Dove ci sono aggressioni alle persone vanno represse, ma il grosso del lavoro deve essere la ricostruzione della sicurezza sociale: politiche per la casa, livelli di sostegno in modo da garantire redditi civili, lotta alla precarietà del lavoro, misure per gli anziani non autosufficienti. Insomma, politiche di inclusione. Faccio un esempio: nel comune di Pisa ci sono 6-700 rom stabili. Dodici anni fa solo due bambini andavano a scuola e tutti vivevano nei campi. Dopo un lungo lavoro, fatto dal comune e dall'assessorato alle politiche sociali, 470 persone sono andate ad abitare in case, tutti i bambini rom sono stati mandati a scuola e larga parte degli adulti, dei capi famiglia, ha trovato un impiego. Ovviamente tutto questo non ha fatto notizia. Spesa sociale significa non solo più risorse ma anche più capacità politica.

Sergio Cofferati si fa intervistare in tandem con il collega fiorentino Domenici e chiede poteri di polizia per i primi cittadini. Non stanno esagerando?
Quella di Cofferati forse è la sparata più grossa di questi giorni, neppure la destra era arrivata a tanto. Noi ci stiamo battendo per ottenere due provvedimenti distinti: uno che riguarda la criminalità in senso proprio e l'altro la vivibilità delle città. Nel primo si migliori la capacità investigativa e repressiva senza fare violenza alla Costituzione, il baricentro del secondo sia l'inclusione sociale.

La maggioranza dell'opinione pubblica mostra di gradire. Magari non vuole arrestare i lavavetri ma multarli sì. Ci risiamo con la sinistra popolata di anime belle che finisce a dover combattere da sola contro il senso comune del paese?

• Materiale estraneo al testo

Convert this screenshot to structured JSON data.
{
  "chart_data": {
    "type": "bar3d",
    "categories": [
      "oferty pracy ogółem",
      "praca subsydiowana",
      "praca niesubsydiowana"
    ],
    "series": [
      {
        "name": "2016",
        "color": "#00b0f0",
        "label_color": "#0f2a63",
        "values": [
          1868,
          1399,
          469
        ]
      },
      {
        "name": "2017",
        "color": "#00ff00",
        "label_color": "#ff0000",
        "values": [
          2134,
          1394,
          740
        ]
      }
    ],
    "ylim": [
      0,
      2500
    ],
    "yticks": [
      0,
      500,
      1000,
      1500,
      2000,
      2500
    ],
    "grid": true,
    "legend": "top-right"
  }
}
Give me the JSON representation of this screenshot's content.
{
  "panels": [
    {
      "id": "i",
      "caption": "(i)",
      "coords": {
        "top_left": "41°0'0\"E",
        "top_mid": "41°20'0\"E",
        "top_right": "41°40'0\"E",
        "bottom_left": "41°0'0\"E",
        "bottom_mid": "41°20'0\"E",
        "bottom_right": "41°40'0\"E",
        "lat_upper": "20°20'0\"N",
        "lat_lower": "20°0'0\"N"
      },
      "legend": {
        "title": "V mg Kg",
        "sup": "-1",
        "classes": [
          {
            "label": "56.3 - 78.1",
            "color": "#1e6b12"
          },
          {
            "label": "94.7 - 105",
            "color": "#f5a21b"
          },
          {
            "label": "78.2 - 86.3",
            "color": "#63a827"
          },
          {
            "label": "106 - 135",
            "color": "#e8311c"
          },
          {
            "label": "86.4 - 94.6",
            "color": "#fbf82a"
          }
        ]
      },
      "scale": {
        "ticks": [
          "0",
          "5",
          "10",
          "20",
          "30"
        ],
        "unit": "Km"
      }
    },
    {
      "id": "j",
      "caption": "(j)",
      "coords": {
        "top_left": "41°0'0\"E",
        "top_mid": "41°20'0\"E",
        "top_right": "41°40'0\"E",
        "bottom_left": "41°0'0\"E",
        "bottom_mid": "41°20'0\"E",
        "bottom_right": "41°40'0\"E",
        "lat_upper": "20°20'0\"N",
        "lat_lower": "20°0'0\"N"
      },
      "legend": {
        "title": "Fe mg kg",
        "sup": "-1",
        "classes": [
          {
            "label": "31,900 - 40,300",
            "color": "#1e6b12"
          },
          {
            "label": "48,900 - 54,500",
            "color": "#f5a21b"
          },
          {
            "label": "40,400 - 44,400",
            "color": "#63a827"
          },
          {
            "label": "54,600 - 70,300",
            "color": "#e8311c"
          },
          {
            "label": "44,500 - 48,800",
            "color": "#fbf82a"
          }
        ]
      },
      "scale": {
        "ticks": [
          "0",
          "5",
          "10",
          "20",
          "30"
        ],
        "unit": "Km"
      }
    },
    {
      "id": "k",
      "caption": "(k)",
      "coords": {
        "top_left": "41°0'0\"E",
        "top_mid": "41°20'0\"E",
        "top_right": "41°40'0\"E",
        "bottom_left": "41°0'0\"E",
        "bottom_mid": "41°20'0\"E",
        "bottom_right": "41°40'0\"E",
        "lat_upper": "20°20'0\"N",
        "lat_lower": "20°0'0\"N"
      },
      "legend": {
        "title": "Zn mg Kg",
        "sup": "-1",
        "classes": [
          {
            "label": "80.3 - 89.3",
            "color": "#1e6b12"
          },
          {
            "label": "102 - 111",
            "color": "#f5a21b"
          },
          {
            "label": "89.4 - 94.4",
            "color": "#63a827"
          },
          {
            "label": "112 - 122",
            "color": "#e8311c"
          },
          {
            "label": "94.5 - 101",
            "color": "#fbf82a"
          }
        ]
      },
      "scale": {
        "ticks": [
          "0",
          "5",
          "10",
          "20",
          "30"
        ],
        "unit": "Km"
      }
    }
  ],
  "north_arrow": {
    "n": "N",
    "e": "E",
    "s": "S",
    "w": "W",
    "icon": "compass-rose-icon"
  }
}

Penso che se la scelta fosse fra il provvedimento sui rom a Pisa o la persecuzione dei lavavetri a Firenze, vinceremo noi. La forza della campagna in corso è che l'alternativa non viene posta. E quindi bisogna portare avanti una battaglia, anche se oggi non incontra un'opinione pubblica maggioritaria. Una battaglia che coinvolge le forze della sinistra, del volontariato, dell'associazionismo, dalla Caritas all'Arci. Bisogna aprire un fronte nel Pd.